E isto sucede precisamente porque o governo para poder utilizar os fundos
disponibilizados pela UE para a formação profissional tem que
participar com uma pequena parcela de fundos nacionais, e como pretende
poupar por questões do défice não está
a utilizar os fundos da União Europeia. É esta mais uma
consequência da política fundamentalista financeira do governo que
está a contribuir para um maior atraso do País. Esta atitude
também representa um péssimo exemplo para o sector privado, em
que a maioria das empresas continua a considerar a formação
profissional não como um investimento, como sucede nos países
desenvolvidos, mas como um custo que é preciso não ter.
E o mais grave também em toda esta situação, é que
o governo não percebeu ou recusa-se a perceber, que a não
utilização atempada, portanto no ano em que podia e devia ser
feito, dos fundos comunitários para aumentar a
qualificação dos trabalhadores portugueses como está a
suceder, determina a perda de que nunca poderão ser recuperados pois,
também no campo da qualificação profissional, o tempo
não volta para trás como já afirmava a
canção.
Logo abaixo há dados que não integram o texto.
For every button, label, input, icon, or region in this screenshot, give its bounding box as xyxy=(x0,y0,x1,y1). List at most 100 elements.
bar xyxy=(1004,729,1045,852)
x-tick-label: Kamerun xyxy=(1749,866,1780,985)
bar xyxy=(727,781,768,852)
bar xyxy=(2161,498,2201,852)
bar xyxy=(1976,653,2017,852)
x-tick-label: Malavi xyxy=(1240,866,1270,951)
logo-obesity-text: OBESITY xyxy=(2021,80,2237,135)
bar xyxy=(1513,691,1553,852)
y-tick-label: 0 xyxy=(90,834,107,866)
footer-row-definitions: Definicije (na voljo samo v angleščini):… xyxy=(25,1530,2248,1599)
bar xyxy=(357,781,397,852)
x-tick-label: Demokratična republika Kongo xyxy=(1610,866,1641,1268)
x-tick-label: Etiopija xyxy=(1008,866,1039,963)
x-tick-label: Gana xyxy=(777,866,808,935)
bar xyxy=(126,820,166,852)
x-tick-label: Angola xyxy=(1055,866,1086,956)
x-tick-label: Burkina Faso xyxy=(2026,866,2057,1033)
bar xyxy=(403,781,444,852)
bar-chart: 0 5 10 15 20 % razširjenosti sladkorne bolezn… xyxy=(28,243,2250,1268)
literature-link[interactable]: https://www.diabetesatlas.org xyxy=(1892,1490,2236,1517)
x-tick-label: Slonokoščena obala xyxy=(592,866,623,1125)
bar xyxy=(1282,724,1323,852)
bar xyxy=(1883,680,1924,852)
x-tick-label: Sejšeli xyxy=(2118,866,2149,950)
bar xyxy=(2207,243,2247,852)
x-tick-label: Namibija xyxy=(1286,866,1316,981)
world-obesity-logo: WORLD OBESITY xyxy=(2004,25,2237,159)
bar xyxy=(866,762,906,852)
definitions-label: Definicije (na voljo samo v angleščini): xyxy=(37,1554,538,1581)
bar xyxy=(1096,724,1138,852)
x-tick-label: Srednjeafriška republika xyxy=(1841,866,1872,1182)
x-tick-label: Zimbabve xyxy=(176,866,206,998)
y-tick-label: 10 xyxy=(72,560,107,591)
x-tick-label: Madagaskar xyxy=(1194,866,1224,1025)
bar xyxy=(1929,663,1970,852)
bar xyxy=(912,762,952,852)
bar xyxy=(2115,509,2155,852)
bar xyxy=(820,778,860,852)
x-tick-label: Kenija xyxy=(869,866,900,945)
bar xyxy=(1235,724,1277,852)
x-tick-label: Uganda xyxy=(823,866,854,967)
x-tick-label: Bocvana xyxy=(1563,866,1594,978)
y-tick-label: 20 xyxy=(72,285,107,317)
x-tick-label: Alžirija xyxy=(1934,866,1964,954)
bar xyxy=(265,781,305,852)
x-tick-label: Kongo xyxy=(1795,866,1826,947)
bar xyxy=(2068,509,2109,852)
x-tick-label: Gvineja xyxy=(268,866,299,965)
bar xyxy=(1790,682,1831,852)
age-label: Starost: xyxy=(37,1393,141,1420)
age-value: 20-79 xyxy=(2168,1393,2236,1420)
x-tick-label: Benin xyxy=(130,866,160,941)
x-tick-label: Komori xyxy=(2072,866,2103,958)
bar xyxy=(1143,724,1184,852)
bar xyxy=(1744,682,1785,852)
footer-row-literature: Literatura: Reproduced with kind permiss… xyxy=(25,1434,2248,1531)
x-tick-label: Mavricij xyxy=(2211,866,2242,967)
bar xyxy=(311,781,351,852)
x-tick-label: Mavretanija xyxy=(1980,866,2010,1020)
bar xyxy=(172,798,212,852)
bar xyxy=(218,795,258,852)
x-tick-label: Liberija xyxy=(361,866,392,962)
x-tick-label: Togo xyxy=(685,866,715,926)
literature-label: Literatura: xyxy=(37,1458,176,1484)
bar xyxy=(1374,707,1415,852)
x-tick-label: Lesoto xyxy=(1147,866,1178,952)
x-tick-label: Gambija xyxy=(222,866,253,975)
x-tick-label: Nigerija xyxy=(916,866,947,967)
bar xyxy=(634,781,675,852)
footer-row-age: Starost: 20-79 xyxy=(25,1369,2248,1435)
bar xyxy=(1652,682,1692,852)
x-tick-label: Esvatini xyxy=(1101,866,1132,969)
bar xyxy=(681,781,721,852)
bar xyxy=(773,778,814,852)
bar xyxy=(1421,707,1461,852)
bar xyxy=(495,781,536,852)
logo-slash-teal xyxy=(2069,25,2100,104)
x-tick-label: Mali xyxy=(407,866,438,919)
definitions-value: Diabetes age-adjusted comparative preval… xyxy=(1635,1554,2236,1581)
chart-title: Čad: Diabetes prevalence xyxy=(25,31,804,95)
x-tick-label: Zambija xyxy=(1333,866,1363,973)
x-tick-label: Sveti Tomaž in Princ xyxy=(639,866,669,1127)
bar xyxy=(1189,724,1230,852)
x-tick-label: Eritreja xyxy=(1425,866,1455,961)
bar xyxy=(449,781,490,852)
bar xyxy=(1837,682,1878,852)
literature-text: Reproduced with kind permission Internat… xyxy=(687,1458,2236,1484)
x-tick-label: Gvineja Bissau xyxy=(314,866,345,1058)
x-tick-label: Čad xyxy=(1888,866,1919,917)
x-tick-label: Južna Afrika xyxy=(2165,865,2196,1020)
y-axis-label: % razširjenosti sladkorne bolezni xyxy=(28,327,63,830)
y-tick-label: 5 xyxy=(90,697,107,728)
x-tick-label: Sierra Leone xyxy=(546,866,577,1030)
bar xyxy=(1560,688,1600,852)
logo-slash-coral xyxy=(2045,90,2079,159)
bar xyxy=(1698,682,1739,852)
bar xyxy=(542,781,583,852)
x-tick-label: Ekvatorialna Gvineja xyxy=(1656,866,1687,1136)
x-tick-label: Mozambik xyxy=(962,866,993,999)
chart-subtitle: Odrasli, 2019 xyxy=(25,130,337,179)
E mais quando entrarão em 2004 na União
Europeia países com populações muito mais escolarizadas e
com muita mais elevada qualificação profissional do que a
portuguesa que certamente entrarão em concorrência com os
trabalhadores portugueses nas próprias empresas portuguesas e com as
empresas portuguesas no mercado comunitário.
O NÃO CUMPRIMENTO DA CLAUSULA DA FORMAÇÃO E O ABANDONO DA
APROVAÇÃO DE UMA LEI DA FORMAÇÃO PROFISSIONAL
O abandono escolar em Portugal é muito maior do que o verificado em
toda a União Europeia. De acordo com o Eurostat, a taxa de abandono
escolar atingiu no ano 2002, em Portugal, 45,5% , enquanto a média na
UE15, no mesmo ano, foi de 18,8%. Nos países que vão aderir
à UE em 2004, essa taxa é também muito menos elevada. Por
exemplo, na Polónia é 7,6%, na Hungria 12,3%, na
Eslováquia 5,6%, etc..
A maioria destes jovens que abandonam prematuramente a escola chegam ao mercado
de trabalho sem a escolaridade mínima e sem qualquer
qualificação profissional. É o primeiro passo para uma
emprego sem qualificação e mal pago para toda a vida e mesmo para
a exclusão social.
Para combater as consequências do generalizado abandono escolar que se
verifica em Portugal foi introduzido no Acordo sobre Política de
Emprego, Mercado de Trabalho Educação e
Formação, assinado pelo governo e por todos os parceiros
sociais, uma medida que estabelecia a introdução de uma clausula
de formação em todos os contrato de trabalho feitos pelas
empresas com jovens menores de 18 anos.
Esta medida visava criar condições para que os menores que
ingressem ou pretendam ingressar no mercado de trabalho antes dos 18 anos
tenham acesso, previamente ou durante o período em que trabalham,
à conclusão do ensino básico e à
obtenção de uma qualificação profissional.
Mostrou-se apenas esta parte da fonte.